Carrigeen
- Founded:: 1954
- County:: Kilkenny
- Nickname:: Cats
- Grounds:: Asper Park
- Coordinates:: 52°17′18″N 7°13′24″W﻿ / ﻿52.28833°N 7.22333°W

Playing kits
| Standard colours |

= Carrigeen GAA =

Irish Gaelic Athletic Association club

Carrigeen GAA is a Gaelic Athletic Association (GAA) club situated in Carrigeen in the far south of County Kilkenny, Ireland. The club was established in 1954 and its home grounds are at Asper Park. Carrigeen play in black and amber stripes.

==History==
Founded in 1954, Carrigeen is (together with Mooncoin GAA) one of two clubs within the parish of Mooncoin.

The club grounds at Asper Park were officially opened in 1991 by Paddy Buggy of Slieverue, former president of the GAA. Speaking at the opening Nickey Brennan, then president elect of the GAA, said:

Carrigeen may be one of Kilkenny's smallest clubs but the opening of these fine grounds shows the dedication and spirit that exists in the local community. Many great games of hurling have already been played on these grounds over the past few years and we look forward to many more exciting clashes in the years ahead.
— 20px, 20px, - Nickey Brennan, President Elect of the GAA (official opening of the Carrigeen grounds, 1991)

As of 2008, the club was reportedly planning to spend €500,000 developing its grounds, with the National Lottery putting up €200,000, Kilkenny County Council €100,000, and the club raising the remaining €200,000.
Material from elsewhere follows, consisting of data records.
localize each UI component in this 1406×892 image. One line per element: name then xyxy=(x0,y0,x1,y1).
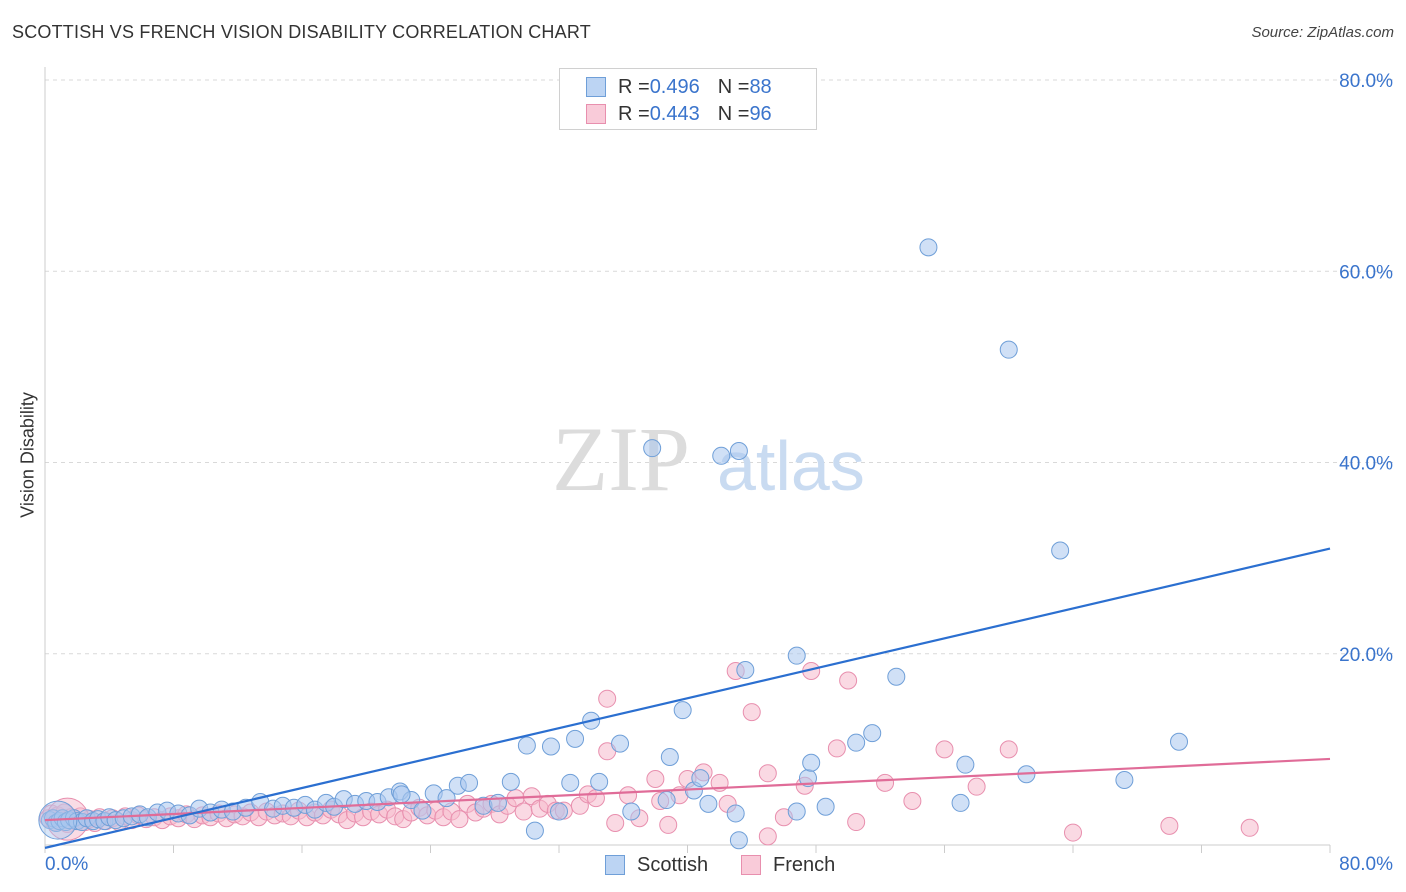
scottish-point xyxy=(413,801,432,820)
x-tick-label: 80.0% xyxy=(1339,854,1393,875)
legend-row-french: R = 0.443 N = 96 xyxy=(586,102,772,126)
y-tick-label: 80.0% xyxy=(1339,71,1393,92)
french-point xyxy=(1160,816,1179,835)
bottom-legend-scottish[interactable]: Scottish xyxy=(605,853,708,877)
scottish-point xyxy=(488,793,507,812)
scottish-point xyxy=(787,802,806,821)
scottish-point xyxy=(437,789,456,808)
scottish-point xyxy=(729,831,748,850)
x-tick-label: 0.0% xyxy=(45,854,88,875)
french-point xyxy=(450,810,469,829)
scottish-point xyxy=(691,769,710,788)
french-point xyxy=(758,764,777,783)
legend-row-scottish: R = 0.496 N = 88 xyxy=(586,75,772,99)
scottish-point xyxy=(657,791,676,810)
scottish-point xyxy=(887,667,906,686)
scottish-point xyxy=(525,821,544,840)
scottish-point xyxy=(712,446,731,465)
scottish-point xyxy=(1170,732,1189,751)
scottish-point xyxy=(1115,770,1134,789)
y-tick-label: 60.0% xyxy=(1339,262,1393,283)
french-point xyxy=(586,789,605,808)
scottish-point xyxy=(566,729,585,748)
french-trend-line xyxy=(44,757,1331,822)
scottish-point xyxy=(501,772,520,791)
legend-r-value-scottish: 0.496 xyxy=(649,75,700,98)
legend-n-label: N = xyxy=(717,75,750,98)
scottish-point xyxy=(561,773,580,792)
scottish-point xyxy=(660,748,679,767)
correlation-legend: R = 0.496 N = 88 R = 0.443 N = 96 xyxy=(559,68,817,130)
french-point xyxy=(876,773,895,792)
french-point xyxy=(903,792,922,811)
scottish-point xyxy=(863,724,882,743)
french-point xyxy=(606,814,625,833)
scottish-point xyxy=(673,701,692,720)
legend-n-value-scottish: 88 xyxy=(749,75,772,98)
y-tick-label: 20.0% xyxy=(1339,645,1393,666)
french-point xyxy=(646,770,665,789)
bottom-legend-label-french: French xyxy=(773,853,836,876)
scottish-point xyxy=(919,238,938,257)
watermark-zip: ZIP xyxy=(552,408,690,510)
french-point xyxy=(619,786,638,805)
grid-lines xyxy=(45,79,1395,655)
french-point xyxy=(847,813,866,832)
french-point xyxy=(598,689,617,708)
legend-swatch-scottish xyxy=(586,77,606,97)
french-point xyxy=(659,815,678,834)
bottom-legend-label-scottish: Scottish xyxy=(637,853,709,876)
scottish-point xyxy=(550,802,568,821)
legend-r-value-french: 0.443 xyxy=(649,102,700,125)
scottish-point xyxy=(729,442,748,461)
trend-lines xyxy=(44,547,1331,849)
y-tick-label: 40.0% xyxy=(1339,454,1393,475)
bottom-swatch-scottish xyxy=(605,855,625,875)
french-point xyxy=(1240,818,1259,837)
scottish-point xyxy=(611,734,630,753)
scottish-point xyxy=(726,804,745,823)
axes xyxy=(44,67,1331,853)
scottish-point xyxy=(517,736,536,755)
scottish-point xyxy=(951,793,970,812)
scottish-point xyxy=(736,661,755,680)
scottish-point xyxy=(802,753,821,772)
french-point xyxy=(999,740,1018,759)
scottish-point xyxy=(590,772,609,791)
french-point xyxy=(967,777,986,796)
watermark: ZIP atlas xyxy=(552,408,865,510)
watermark-atlas: atlas xyxy=(717,427,865,505)
legend-swatch-french xyxy=(586,104,606,124)
source-credit: Source: ZipAtlas.com xyxy=(1251,24,1394,41)
legend-r-label: R = xyxy=(618,102,650,125)
scottish-point xyxy=(541,737,560,756)
french-point xyxy=(758,827,777,846)
legend-n-value-french: 96 xyxy=(749,102,772,125)
french-point xyxy=(1064,823,1082,842)
french-point xyxy=(827,739,846,758)
french-point xyxy=(839,671,858,690)
french-point xyxy=(935,740,954,759)
legend-r-label: R = xyxy=(618,75,650,98)
scottish-point xyxy=(643,439,662,458)
scottish-point xyxy=(816,797,835,816)
scottish-point xyxy=(392,785,411,804)
legend-n-label: N = xyxy=(717,102,750,125)
bottom-swatch-french xyxy=(741,855,761,875)
scottish-point xyxy=(1051,541,1070,560)
bottom-legend-french[interactable]: French xyxy=(741,853,835,877)
scottish-point xyxy=(847,733,866,752)
french-point xyxy=(514,802,533,821)
scottish-point xyxy=(787,646,806,665)
chart-title: SCOTTISH VS FRENCH VISION DISABILITY COR… xyxy=(12,22,591,42)
scottish-point xyxy=(460,773,479,792)
french-point xyxy=(742,703,761,722)
scottish-point xyxy=(622,802,641,821)
scottish-point xyxy=(999,340,1018,359)
tick-labels: 20.0% 40.0% 60.0% 80.0% 0.0% 80.0% xyxy=(45,71,1393,875)
scottish-point xyxy=(699,794,718,813)
scottish-point xyxy=(956,755,975,774)
scottish-trend-line xyxy=(44,547,1331,849)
As of 2019, Carrigeen was playing hurling in the Junior C grade.

== People ==
Bob O'Keeffe, after whom the trophy awarded for the Leinster Senior Hurling Championship is named, was a native of Glengrant townland, near Carrigeen in Mooncoin parish. O'Keeffe held several roles within GAA councils and was president of the association from 1935 to 1938. After his death, the GAA donated a trophy in his memory—the Bob O'Keeffe Memorial Cup. The hurler depicted on the top of the cup is barefoot—as O'Keeffe originally played in that manner.